もう、先へ進むのはやめようと思った。手を広げても、何を犠牲にしても、どうにもならないものを見たくなかった。目を開けたくなかった。堅く拳で目をこすり、泣き続けた。
「なッに泣いてんだよ?」
けれどいきなり後ろから肩を叩かれて、子津は息を飲み込んだ。紅眼にまっすぐに覗き込まれて、一歩退く。
「大丈夫ッか?」
しゃがまれ、見上げられてようやく小さく頷いた。
良かッたと笑った顔に安堵する。
けれど、その背の向こうに
「黒……?」
あるはずもない、大きな黒が見えた。鴉のようだ。不吉を予想させる黒羽だった。
見たこともないそれに、口を手で覆ってまた息をのむ。
あッこれか?とその主は驚いたようでもなく、首を捻って自らの羽をつまんだ。
「ちッと、無理しッたらこんなんなッちまッてよッ。まッアウトローにゃッ相応しいけッどな」
ピンと弾かれて羽根が一枚舞った。ひらひらと白の中へ溶け込んでいく。
――儚く溶けていった、涙を思い出した。
「あの……、僕、さっき金色の人に会って……」
上手く、続かない。話を整理するための質問を恐れて、子津は小さく俯きながら言葉を繰返す。
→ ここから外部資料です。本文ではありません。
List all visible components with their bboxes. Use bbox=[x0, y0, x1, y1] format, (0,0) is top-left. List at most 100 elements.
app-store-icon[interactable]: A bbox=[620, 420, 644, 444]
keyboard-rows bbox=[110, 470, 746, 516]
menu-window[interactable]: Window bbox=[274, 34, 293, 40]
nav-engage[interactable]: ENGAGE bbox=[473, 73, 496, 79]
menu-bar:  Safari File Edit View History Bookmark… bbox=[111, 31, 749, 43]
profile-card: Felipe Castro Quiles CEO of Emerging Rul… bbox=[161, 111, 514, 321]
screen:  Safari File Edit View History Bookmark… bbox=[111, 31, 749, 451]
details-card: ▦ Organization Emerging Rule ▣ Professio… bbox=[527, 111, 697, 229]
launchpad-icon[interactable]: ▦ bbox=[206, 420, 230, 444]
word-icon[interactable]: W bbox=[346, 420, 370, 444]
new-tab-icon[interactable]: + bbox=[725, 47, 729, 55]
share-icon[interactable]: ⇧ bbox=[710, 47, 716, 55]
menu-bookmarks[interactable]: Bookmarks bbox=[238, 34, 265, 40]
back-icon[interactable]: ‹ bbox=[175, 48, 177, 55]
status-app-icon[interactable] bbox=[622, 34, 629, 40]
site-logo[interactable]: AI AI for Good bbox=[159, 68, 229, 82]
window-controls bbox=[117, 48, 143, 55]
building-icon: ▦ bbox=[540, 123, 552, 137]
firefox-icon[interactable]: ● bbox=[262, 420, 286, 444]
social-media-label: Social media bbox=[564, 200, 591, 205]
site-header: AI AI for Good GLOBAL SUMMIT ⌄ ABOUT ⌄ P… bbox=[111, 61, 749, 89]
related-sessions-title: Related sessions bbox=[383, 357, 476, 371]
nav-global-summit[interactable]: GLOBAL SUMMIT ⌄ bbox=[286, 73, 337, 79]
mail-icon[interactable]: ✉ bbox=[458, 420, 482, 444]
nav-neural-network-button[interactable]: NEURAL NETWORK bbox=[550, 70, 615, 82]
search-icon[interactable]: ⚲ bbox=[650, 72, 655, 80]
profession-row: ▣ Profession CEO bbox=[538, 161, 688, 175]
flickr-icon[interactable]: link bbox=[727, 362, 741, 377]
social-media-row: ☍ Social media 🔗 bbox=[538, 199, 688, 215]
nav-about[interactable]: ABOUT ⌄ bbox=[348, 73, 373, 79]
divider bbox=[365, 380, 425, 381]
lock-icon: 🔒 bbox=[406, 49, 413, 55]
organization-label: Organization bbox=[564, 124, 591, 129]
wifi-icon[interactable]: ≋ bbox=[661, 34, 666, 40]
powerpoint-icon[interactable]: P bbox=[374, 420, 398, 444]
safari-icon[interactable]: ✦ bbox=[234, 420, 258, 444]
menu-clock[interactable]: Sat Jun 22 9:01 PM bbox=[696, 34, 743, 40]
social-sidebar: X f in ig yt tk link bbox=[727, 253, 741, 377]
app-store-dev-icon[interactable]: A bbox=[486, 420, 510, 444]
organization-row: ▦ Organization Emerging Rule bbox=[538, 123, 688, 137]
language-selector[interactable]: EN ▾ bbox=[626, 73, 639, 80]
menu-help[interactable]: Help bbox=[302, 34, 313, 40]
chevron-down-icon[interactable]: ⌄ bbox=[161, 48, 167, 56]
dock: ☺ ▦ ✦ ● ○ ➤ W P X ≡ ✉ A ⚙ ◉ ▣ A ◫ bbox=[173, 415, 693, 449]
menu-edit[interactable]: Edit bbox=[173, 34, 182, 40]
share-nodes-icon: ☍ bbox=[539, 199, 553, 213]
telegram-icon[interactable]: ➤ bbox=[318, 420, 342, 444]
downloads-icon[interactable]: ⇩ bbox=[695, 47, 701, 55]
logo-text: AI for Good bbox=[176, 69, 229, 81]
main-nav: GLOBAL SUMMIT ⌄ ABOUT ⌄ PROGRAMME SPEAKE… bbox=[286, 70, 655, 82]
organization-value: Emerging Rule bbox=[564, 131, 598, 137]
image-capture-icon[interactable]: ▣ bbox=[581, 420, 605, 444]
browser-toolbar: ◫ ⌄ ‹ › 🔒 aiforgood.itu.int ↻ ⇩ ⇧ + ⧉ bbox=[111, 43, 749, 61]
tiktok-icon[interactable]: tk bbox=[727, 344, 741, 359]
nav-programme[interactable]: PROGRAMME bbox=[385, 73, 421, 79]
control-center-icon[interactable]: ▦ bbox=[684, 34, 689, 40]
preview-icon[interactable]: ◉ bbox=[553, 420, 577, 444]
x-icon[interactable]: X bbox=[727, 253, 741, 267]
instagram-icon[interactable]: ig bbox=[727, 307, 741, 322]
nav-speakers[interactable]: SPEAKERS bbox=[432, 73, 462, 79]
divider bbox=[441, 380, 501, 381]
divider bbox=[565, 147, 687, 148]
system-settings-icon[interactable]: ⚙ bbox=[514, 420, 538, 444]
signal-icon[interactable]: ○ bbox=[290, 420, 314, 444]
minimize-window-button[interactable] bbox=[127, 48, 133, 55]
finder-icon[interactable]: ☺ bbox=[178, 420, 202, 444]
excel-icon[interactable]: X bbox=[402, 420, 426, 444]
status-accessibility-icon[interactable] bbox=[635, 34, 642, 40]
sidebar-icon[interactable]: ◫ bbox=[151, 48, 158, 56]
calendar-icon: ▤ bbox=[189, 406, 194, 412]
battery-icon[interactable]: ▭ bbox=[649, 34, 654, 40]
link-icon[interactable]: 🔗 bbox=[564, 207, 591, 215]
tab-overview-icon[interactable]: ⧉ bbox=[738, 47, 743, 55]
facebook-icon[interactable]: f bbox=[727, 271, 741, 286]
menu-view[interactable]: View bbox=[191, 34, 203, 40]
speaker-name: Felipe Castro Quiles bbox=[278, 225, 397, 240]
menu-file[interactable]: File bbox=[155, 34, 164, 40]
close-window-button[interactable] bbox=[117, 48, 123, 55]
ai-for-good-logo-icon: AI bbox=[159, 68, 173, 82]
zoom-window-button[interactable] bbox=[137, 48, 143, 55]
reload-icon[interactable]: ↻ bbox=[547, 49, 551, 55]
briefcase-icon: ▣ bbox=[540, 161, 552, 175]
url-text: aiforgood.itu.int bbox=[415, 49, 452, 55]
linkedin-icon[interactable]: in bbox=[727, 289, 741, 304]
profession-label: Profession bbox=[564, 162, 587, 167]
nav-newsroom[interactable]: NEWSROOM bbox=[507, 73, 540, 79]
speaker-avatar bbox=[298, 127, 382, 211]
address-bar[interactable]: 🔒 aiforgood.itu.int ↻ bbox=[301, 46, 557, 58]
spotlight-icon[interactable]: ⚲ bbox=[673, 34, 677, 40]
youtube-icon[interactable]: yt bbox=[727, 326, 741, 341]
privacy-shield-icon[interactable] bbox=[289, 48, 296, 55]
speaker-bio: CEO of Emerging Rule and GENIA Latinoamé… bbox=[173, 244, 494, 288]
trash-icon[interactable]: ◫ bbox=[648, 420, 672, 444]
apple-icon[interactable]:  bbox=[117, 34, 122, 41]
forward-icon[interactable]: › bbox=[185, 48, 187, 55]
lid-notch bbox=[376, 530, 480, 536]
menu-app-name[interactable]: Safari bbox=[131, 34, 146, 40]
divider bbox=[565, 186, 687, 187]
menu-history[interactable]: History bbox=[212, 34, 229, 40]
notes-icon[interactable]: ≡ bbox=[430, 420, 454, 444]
けれど何も問われなかった。先を促されることも無かった。
真紅の瞳はただただ自分を見ていて、また何故か安堵する。
夢の中を歩き続けて、やっと現実に似たものを見た思いだった。
「それで……その人、片翼で……。ずっと、ずっと泣いてるんす」
ずっと、ずっと、ずっと、ずっと、ずっと。
はらはらと言葉が溢れる。零れる。己の意に反して、穴の開いた水瓶のように。
ずっと、ずっと、ずっと、ずっと、ずっと、ずっと。
「僕じゃ、止めてあげられないんす」
初めて自分から、子津は赤を見上げた。
「あなたしか」
「オレッ?」
赤い瞳が驚いたように、見開かれて子津は自分の正しさを確信した。
そうだ、この黒だけが、この赤だけが。
「行ってあげてくださいっす、あっち、すごく遠くで」
これから行こうとしていた方向を、子津は指さした。
怪訝そうな表情に負けずに、毅然と腕を上げ続ける。
どうしてこんな意思があふれたのだろう。さっきまでの絶望が、悲しみが、奪われた気力が、まるで嘘のようだった。
「んー、じゃあ、行ッてみッか」
右斜め上を見上げた口が、そういった。ぱあっと子津は顔を輝かせる。
「うれしいっす」
「変なやッつだな、お前」
くしゃくしゃと大きな手に、頭をかき混ぜられて、照れて子津は下を向いて笑った。
ばさばさと、風が巻き起こる。黒の翼が少しずつ動いて、空へ近づく。
「お前、向こう行ッてみッろッ」
もう姿も見えないくらいになってから、天恵のように声が降り注いだ。
向こうとは、どうも子津が背を向けていた方向らしかった。